Aujourd’hui, lorsque les médias français s’interrogent sur l’actualité de l’idée de République, ils scrutent les failles, les manquements ou les difficultés d’accomplissement de ce qu’ils entrevoient sans précision soit comme un type de gouvernement soit comme un idéal, cela non sans prendre le risque de laisser s’évaporer l’idée de République dans une atmosphère chargée de polémiques de circonstances. C’est ainsi que dans les actualités diffusées dans les journaux, à la télévision ou sur internet, la République apparaît de plus en plus souvent comme une abstraite incantation magique venant donner une tonalité édifiante à un article relatant un fait politique marquant. On invoque « les valeurs de la République » comme si cette expression figurait une transcendance absolue imposant ou bien obéissance immédiate, ou bien procès imminent.

Cette « idée » actuelle de la République relève en fait de représentations influencées par notre époque. La République, selon l’opinion que l’on s’en fait, serait ou bien un outil indispensable pour façonner la démocratie aujourd’hui, ou bien, a contrario, une notion caduque incapable de donner corps, trois cents ans après la Révolution qui l’a installée, à une société démocratique en France. L’enjeu est de sonder si ce fameux « idéal républicain » est porteur oui ou non du « vivre ensemble » démocratique, à savoir de la concorde civile fondée sur l’égalité en droits de tous les citoyens.

Notre démarche cherchera à quitter la sphère de l’opinion et des représentations pour revenir sur les principes philosophiques dans lesquels s’enracine la République, et parvenir ainsi à démontrer qu’en son idée, la République n’est pas un édifice conceptuel figé dans le passé, ni encore un outil à manipuler pour déverrouiller les engrenages de la société de notre temps, mais un processus qui joint et la pensée et l’action civiques. Et c’est paradoxalement en cela que la République est actualisable.

À cette fin, nous soutiendrons cette idée de la République : « le vivre ensemble » que porte la République est un mouvement de constitution d’un rapport commun des libertés, où chaque liberté individuelle, sans cesser d’être individuelle, en sa vocation de dépassement, donne aux autres et reçoit toutes les autres libertés. Précisément, ce qui fait l’actualité permanente de la République, c’est-à-dire ce en quoi elle existe en acte, c’est la possibilité d’une subjectivation de l’unité politique à l’échelle individuelle qui soit compatible avec l’affirmation de la liberté du sujet en tant que personne juridique qui a la responsabilité des actes politiques.

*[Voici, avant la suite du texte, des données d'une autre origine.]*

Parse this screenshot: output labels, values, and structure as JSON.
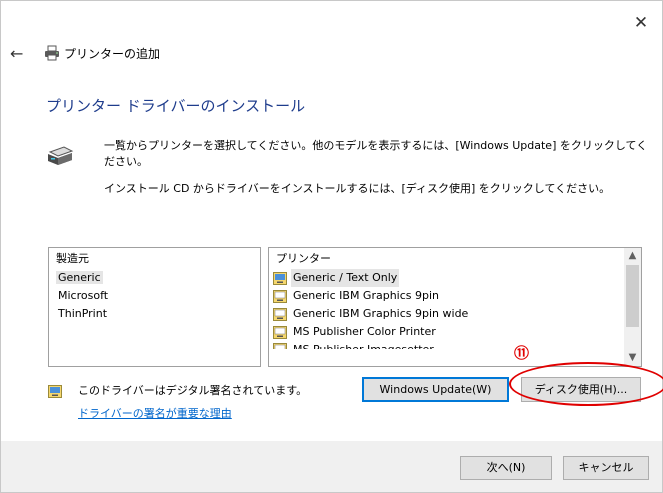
{
  "window": {
    "close_glyph": "✕",
    "back_glyph": "←",
    "header_title": "プリンターの追加"
  },
  "page": {
    "title": "プリンター ドライバーのインストール",
    "description_1": "一覧からプリンターを選択してください。他のモデルを表示するには、[Windows Update] をクリックしてください。",
    "description_2": "インストール CD からドライバーをインストールするには、[ディスク使用] をクリックしてください。"
  },
  "manufacturer_list": {
    "header": "製造元",
    "items": [
      "Generic",
      "Microsoft",
      "ThinPrint"
    ],
    "selected": "Generic"
  },
  "printer_list": {
    "header": "プリンター",
    "items": [
      "Generic / Text Only",
      "Generic IBM Graphics 9pin",
      "Generic IBM Graphics 9pin wide",
      "MS Publisher Color Printer",
      "MS Publisher Imagesetter"
    ],
    "selected": "Generic / Text Only",
    "scroll_up": "▲",
    "scroll_down": "▼"
  },
  "signature": {
    "status": "このドライバーはデジタル署名されています。",
    "link": "ドライバーの署名が重要な理由"
  },
  "buttons": {
    "windows_update": "Windows Update(W)",
    "have_disk": "ディスク使用(H)...",
    "next": "次へ(N)",
    "cancel": "キャンセル"
  },
  "annotation": {
    "number": "⑪",
    "color": "#e00000"
  },
  "colors": {
    "title": "#1e3c8c",
    "link": "#0066cc",
    "focus": "#0078d7"
  }
}
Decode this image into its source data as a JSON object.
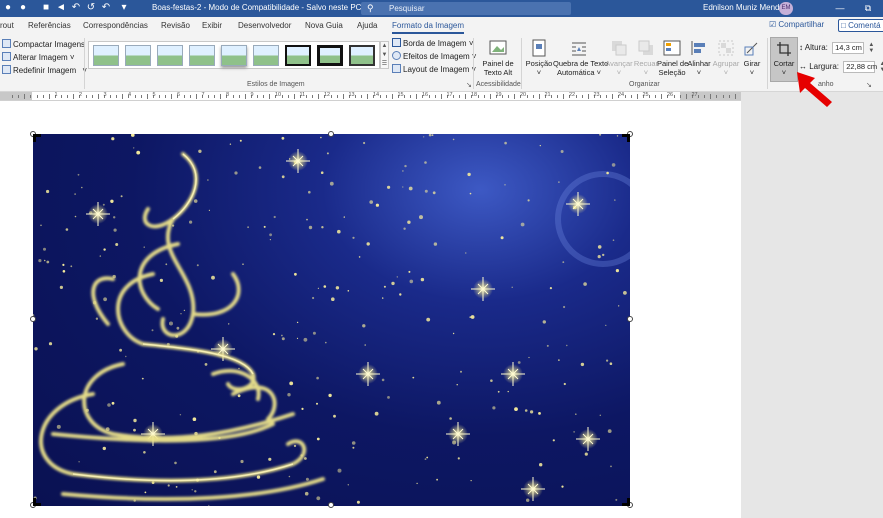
{
  "titlebar": {
    "doc_title": "Boas-festas-2  -  Modo de Compatibilidade  -  Salvo neste PC  ˅",
    "search_placeholder": "Pesquisar",
    "user_name": "Ednilson Muniz Mendes",
    "avatar_initials": "EM",
    "win_minimize": "—",
    "win_restore": "⧉"
  },
  "tabs": [
    "rout",
    "Referências",
    "Correspondências",
    "Revisão",
    "Exibir",
    "Desenvolvedor",
    "Nova Guia",
    "Ajuda",
    "Formato da Imagem"
  ],
  "share_label": "Compartilhar",
  "comments_label": "Comentá",
  "ribbon": {
    "adjust": {
      "compress": "Compactar Imagens",
      "change": "Alterar Imagem",
      "change_arrow": "˅",
      "reset": "Redefinir Imagem",
      "reset_arrow": "˅"
    },
    "styles": {
      "label": "Estilos de Imagem",
      "border": "Borda de Imagem ˅",
      "effects": "Efeitos de Imagem ˅",
      "layout": "Layout de Imagem ˅"
    },
    "accessibility": {
      "alt_text_line1": "Painel de",
      "alt_text_line2": "Texto Alt",
      "label": "Acessibilidade"
    },
    "organize": {
      "position": "Posição",
      "wrap_line1": "Quebra de Texto",
      "wrap_line2": "Automática ˅",
      "forward": "Avançar",
      "backward": "Recuar",
      "selection_line1": "Painel de",
      "selection_line2": "Seleção",
      "align": "Alinhar",
      "group": "Agrupar",
      "rotate": "Girar",
      "label": "Organizar"
    },
    "size": {
      "crop": "Cortar",
      "height_label": "Altura:",
      "height_value": "14,3 cm",
      "width_label": "Largura:",
      "width_value": "22,88 cm",
      "label": "anho"
    }
  },
  "ruler": {
    "numbers": [
      "1",
      "2",
      "3",
      "4",
      "5",
      "6",
      "7",
      "8",
      "9",
      "10",
      "11",
      "12",
      "13",
      "14",
      "15",
      "16",
      "17",
      "18",
      "19",
      "20",
      "21",
      "22",
      "23",
      "24",
      "25",
      "26",
      "27"
    ]
  },
  "colors": {
    "accent": "#2b579a",
    "swirl": "#f0e68c",
    "arrow": "#e60000"
  }
}
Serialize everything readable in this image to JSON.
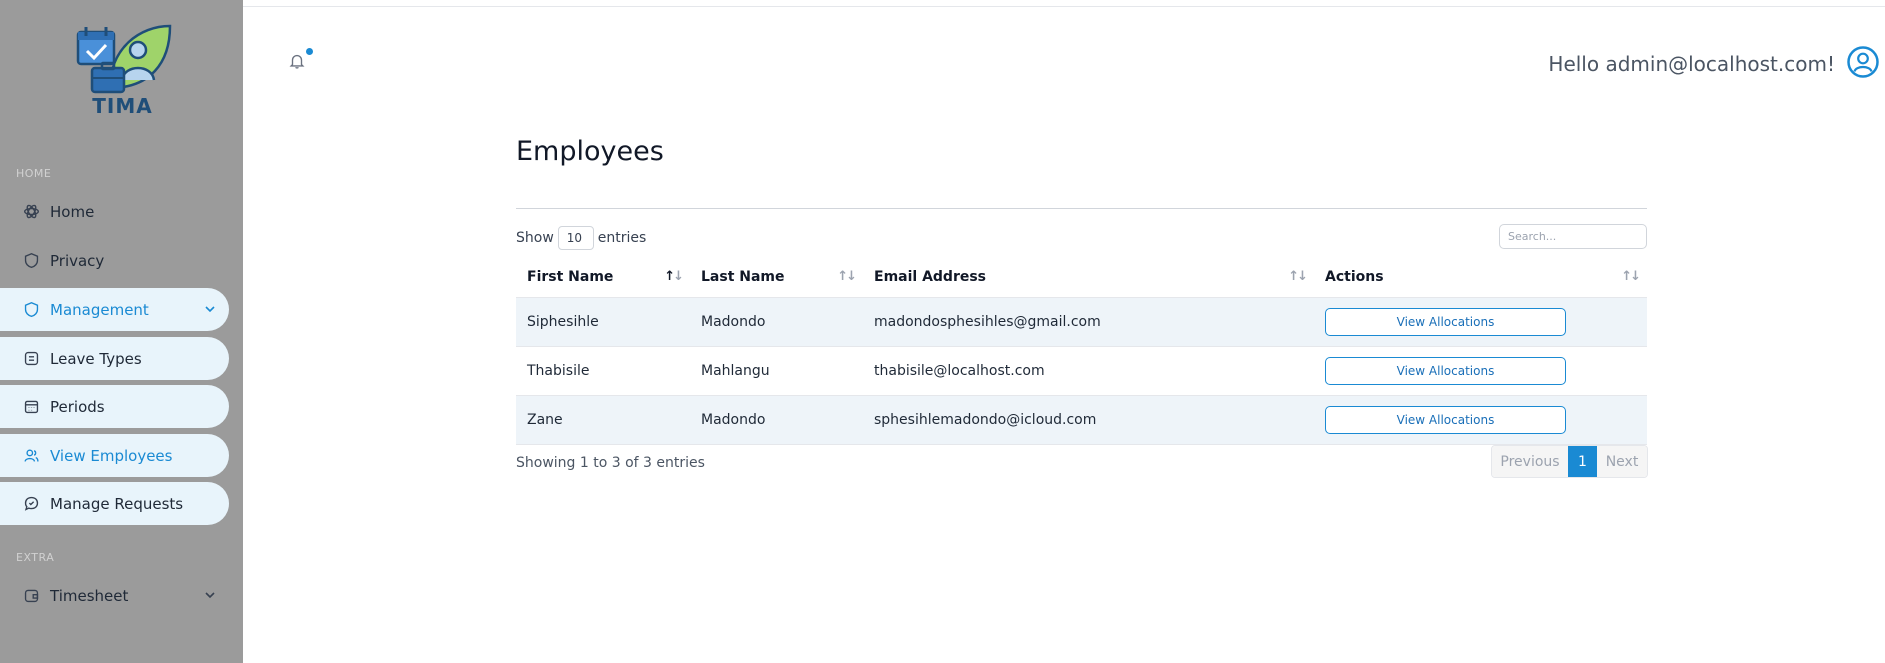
{
  "app": {
    "name": "TIMA"
  },
  "sidebar": {
    "home_section": "HOME",
    "extra_section": "EXTRA",
    "items": [
      {
        "label": "Home",
        "icon": "atom-icon"
      },
      {
        "label": "Privacy",
        "icon": "shield-icon"
      },
      {
        "label": "Management",
        "icon": "shield-icon",
        "active": true,
        "expanded": true
      },
      {
        "label": "Leave Types",
        "icon": "list-icon"
      },
      {
        "label": "Periods",
        "icon": "calendar-icon"
      },
      {
        "label": "View Employees",
        "icon": "users-icon",
        "active": true
      },
      {
        "label": "Manage Requests",
        "icon": "chat-icon"
      },
      {
        "label": "Timesheet",
        "icon": "wallet-icon"
      }
    ]
  },
  "header": {
    "greeting": "Hello admin@localhost.com!"
  },
  "main": {
    "title": "Employees",
    "show_label": "Show",
    "entries_label": "entries",
    "page_size": "10",
    "search_placeholder": "Search...",
    "table": {
      "columns": [
        "First Name",
        "Last Name",
        "Email Address",
        "Actions"
      ],
      "rows": [
        {
          "first": "Siphesihle",
          "last": "Madondo",
          "email": "madondosphesihles@gmail.com",
          "action": "View Allocations"
        },
        {
          "first": "Thabisile",
          "last": "Mahlangu",
          "email": "thabisile@localhost.com",
          "action": "View Allocations"
        },
        {
          "first": "Zane",
          "last": "Madondo",
          "email": "sphesihlemadondo@icloud.com",
          "action": "View Allocations"
        }
      ]
    },
    "info": "Showing 1 to 3 of 3 entries",
    "pagination": {
      "previous": "Previous",
      "current": "1",
      "next": "Next"
    }
  },
  "colors": {
    "accent": "#1a8ad3",
    "sidebar_bg": "#9b9b9b",
    "pill_bg": "#e8f4fb"
  }
}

Autrement dit, la République s’actualise à travers le processus continu de citoyenneté des personnes qui y participent. Le citoyen de la République n’a sa véritable actualité qu’en contribuant à se faire lui-même avec ses concitoyens, par un devenir volontaire tout au long de sa vie, d’abord en tant qu’élève de l’école de la République, puis en tant que lecteur/auteur de la presse libre. Dans cette perspective, l’instruction publique et la presse libre ne sont pas des « leviers » de la République, comme on le lit souvent, mais des moments du processus républicain.

À travers l’analyse de la citoyenneté, processus singulier de civilisation, nous décrirons l’idée de République telle l’idée vivante qui fonde la possibilité d’une démocratie.